Pan Piotrowicz został zaproponowany przez klub parlamentarny PiS. W takich sytuacjach trzeba głosować zgodnie ze stanowiskiem klubu. Jeżeli jesteśmy w pewnej grupie i na coś się umawiamy, musimy to wykonywać. Rozumiem, że są osoby, które kwestionują jego kandydaturę i uważają, że może to nie jest najlepszy wybór. Oczywiście, można podnosić słuszne argumenty wizerunkowe, bo rzeczywiście one mogą być wykorzystywane przez naszych przeciwników. Pan prokurator Piotrowicz był członkiem PZPR i prokuratorem w okresie PRL. Ale zajmował się głównie sprawami kryminalnymi, a nie politycznymi. Zajmował się dwoma sprawami politycznymi. W pierwszym przypadku dzięki pracy pana Piotrowicza doszło do umorzenia. Natomiast z panem Pikulem sprawa jest trochę bardziej skomplikowana, ponieważ on obecnie jest doradcą PO, więc dochodzą kwestie polityczne. Pewnie jest wiele innych osób, które mają dużo piękniejszą kartę opozycyjną z tamtego czasu, ale panu Piotrowiczowi nie można odmówić wiedzy merytorycznej. Nie można mu też dorabiać gombrowiczowskiej gęby, która jest po prostu nieuczciwa. Można mówić: są lepsi kandydaci, ale obrażanie pana Piotrowicza i dezawuowanie go, nie jest najwłaściwsze.
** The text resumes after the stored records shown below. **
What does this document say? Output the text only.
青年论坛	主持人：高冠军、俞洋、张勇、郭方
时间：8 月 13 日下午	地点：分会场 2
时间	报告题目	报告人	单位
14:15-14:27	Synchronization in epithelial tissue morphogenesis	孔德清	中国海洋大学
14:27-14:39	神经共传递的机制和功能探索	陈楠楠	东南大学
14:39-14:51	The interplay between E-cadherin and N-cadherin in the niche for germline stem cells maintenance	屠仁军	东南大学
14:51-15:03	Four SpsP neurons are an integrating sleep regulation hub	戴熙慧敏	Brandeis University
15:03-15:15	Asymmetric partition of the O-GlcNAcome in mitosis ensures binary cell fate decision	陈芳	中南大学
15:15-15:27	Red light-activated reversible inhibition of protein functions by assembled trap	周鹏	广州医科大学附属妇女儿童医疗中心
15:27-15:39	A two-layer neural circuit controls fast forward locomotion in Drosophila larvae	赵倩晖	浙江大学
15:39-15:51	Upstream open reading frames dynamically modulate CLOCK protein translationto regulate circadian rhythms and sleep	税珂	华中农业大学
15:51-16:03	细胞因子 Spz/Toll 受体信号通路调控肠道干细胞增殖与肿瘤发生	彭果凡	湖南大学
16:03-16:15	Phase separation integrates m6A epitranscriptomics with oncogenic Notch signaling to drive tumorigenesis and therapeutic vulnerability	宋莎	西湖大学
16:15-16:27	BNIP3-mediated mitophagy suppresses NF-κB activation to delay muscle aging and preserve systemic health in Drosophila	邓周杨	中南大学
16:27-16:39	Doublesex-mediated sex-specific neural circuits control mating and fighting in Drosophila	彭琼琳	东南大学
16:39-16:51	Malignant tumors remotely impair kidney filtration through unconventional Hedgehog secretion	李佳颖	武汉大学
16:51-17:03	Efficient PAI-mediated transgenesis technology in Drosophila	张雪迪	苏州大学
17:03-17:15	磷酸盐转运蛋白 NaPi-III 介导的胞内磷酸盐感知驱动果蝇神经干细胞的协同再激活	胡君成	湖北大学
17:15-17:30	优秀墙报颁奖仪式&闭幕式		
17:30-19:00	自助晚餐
Opozycja krytykuje powtórzenie przez pani marszałek Elżbietę Witek głosowania w sprawie członków Krajowej Rady Sądownictwa. Jak pan ocenia tę sprawę? Był pan wtedy na sali plenarnej?
Byłem. Moje serce nigdy nie było po lewej stronie, ale przez pierwszy tydzień nowego Sejmu miałem wrażenie, że Lewica jest opozycja merytoryczną. Miałem wrażenie, że nie jest opozycją jazgotliwą i totalną jak Koalicja Obywatelska. Stwierdziłem, że po pierwsze, da się z nimi rozmawiać, a po drugie, że jak mają inne zdanie to ono jest artykułowane w sposób merytoryczny. Lewica weszła w buty Koalicji Obywatelskiej. Oby to było na chwilę, bo działoby się to z niekorzyścią dla polskiego parlamentaryzmu. Zamiast podwyższać jego jakość, byśmy znów pikowali w dół. Zwyczaj parlamentarny, który polega na powtarzaniu głosowania, jeżeli system się zacina i posłowie popełniają przez to błędy, znany jest polskiemu parlamentaryzmowi od wielu kadencji. Tak było w poprzedniej kadencji, tak było dwie kadencje temu i tak było wcześniej.
Może pan podać przykład?
Bardzo proszę. Tak było chociaż przy słynnym głosowaniu nad GIODO w kwietniu 2015 r. Wtedy system się zacinał i marszałek zdecydował, żeby jeszcze raz przeprowadzić głosowanie. Byliśmy wtedy partią opozycyjną, ale nie podnosiliśmy sprawy, ponieważ wiedzieliśmy, jaka jest arytmetyka wyborcza. Ale takich głosowań było dużo więcej. Głosowanie w sprawie członków Krajowej Rady Sądownictwa było bardzo skomplikowane i marszałek Sejmu wychodząc naprzeciw głosom z różnych stron sali sejmowej powtórzyła je. Nie zrobiła tego po godzinie, nie zrobiła tego po naradach, żeby kogoś przekonać, ale niejako z automatu przeszła jeszcze raz do głosowania. Nie doszło do żadnego złamania prawa. Zachowano pewien obyczaj. Nie chciałbym, żeby jakiekolwiek wybory w polskim parlamencie polegały na tym, że ktoś się pomylił i dzięki temu przeszedł niewłaściwy kandydat. Nie na tym polega demokracja. Dziwię się, że opozycja może w taki sposób rozumować, że a nuż kilku posłów PiS pomyliło się i wynik nie będzie odpowiadał arytmetyce wyborczej. Gdyby któryś z posłów PiS świadomie podjął taką, a nie inną decyzję i zagłosował to taka jest demokracja. Na tym polega głosowanie w parlamencie. Natomiast jeżeli ktoś myli się i to wypacza wynik głosowania, wówczas głosowanie należy powtórzyć. Jeżeli ktoś chce uprawiać bazarową opozycję, i liczy, że cwaniactwem, oszustwem, czy czyimś błędem uda się przepchnąć swojego kandydata, w ogóle nie rozumie na czym polega parlamentaryzm.